Greg is a senior patent attorney at Schwegman, Lundberg & Woessner. He has been practicing patent law for a decade. Prior to joining Schwegman, Greg practiced at McDermott, Will & Emery in Boston, MA. Greg holds a J.D. from the University of Michigan Law School, dual Bachelor’s Degrees in Computer Science and Mathematics from MIT, and a Master’s Degree in Computer Science from MIT.
Greg is the lead author and editor in chief of Bloomberg BNA’s electronic book about patenting artificial intelligence inventions: “Artificial Intelligence and Machine Learning – Protecting the Next Ubiquitous Technology.” (Publication expected in 2020.) The book covers considerations when patenting artificial intelligence technology in the United States and abroad, and legal issues with technologies that are conceived or reduced to practice using artificial intelligence.
Greg has spoken about patenting inventions in artificial intelligence and machine learning before the American Intellectual Property Law Association (AIPLA), the United States Patent & Trademark Office (USPTO), and several continuing legal education (CLE) providers.

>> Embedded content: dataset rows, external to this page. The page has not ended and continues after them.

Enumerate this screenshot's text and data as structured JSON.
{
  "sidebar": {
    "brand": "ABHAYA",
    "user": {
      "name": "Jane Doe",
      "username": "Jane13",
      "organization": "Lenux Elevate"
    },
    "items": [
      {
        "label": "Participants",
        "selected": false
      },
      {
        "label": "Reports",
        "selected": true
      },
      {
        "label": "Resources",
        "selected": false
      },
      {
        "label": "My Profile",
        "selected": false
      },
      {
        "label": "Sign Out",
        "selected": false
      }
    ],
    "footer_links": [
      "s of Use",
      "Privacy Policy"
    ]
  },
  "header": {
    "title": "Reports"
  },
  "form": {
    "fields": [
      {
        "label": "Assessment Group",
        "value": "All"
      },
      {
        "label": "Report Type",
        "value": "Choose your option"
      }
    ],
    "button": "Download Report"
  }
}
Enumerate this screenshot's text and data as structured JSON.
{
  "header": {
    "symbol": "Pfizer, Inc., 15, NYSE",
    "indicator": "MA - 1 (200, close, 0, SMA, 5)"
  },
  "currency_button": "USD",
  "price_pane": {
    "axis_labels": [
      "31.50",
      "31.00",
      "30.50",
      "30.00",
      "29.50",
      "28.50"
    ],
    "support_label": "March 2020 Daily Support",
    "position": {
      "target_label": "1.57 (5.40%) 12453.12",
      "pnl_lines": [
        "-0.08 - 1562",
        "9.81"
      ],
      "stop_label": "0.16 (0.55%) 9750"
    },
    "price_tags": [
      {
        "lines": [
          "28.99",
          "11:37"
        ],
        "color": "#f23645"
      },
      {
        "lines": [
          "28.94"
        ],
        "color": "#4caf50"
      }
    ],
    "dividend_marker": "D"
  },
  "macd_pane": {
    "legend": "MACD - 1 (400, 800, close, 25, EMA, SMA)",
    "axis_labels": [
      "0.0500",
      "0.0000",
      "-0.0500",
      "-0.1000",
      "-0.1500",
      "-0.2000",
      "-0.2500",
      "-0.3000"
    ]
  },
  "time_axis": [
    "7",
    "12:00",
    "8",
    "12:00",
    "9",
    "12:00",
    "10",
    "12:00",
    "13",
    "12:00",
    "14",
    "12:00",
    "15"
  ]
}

Specifically, Greg has discussed (i) overcoming 35 U.S.C. § 101 (patent-eligible subject matter) rejections for artificial intelligence inventions, and (ii) patenting artificial intelligence inventions for companies outside the software industry at various AIPLA events. In addition to machine learning and artificial intelligence, Greg has also drafted and prosecuted patents related to mobile and WiFi networks, operating systems, cryptography, security systems, control systems, and robotics.
Greg has drafted and prosecuted multiple patent applications to issue in the United States and abroad. He has worked with European, Chinese, Japanese, Korean, Taiwanese, Indian, Canadian, and Australian counsel to prepare and prosecute foreign patent applications for his clients. Greg is a native speaker of both English and Russian. Greg conducts “patent mining” sessions with clients, where he visits the client’s office, meets with inventors and in-house counsel, and identifies inventions for patenting (or for coverage as a trade secret). Greg is very communicative and believes in keeping clients abreast of what is happening with the patent applications that are entrusted to him. Greg frequently leverages Patent Attorney-Examiner Interviews, and tries to conduct an interview before submitting a response to a US Patent Office Action. Furthermore, he regularly takes advantage of the Patent Office’s After Final Consideration Pilot (AFCP) program to interview Examiners in order to figure out how to bring the patent application to allowance or advance patent prosecution.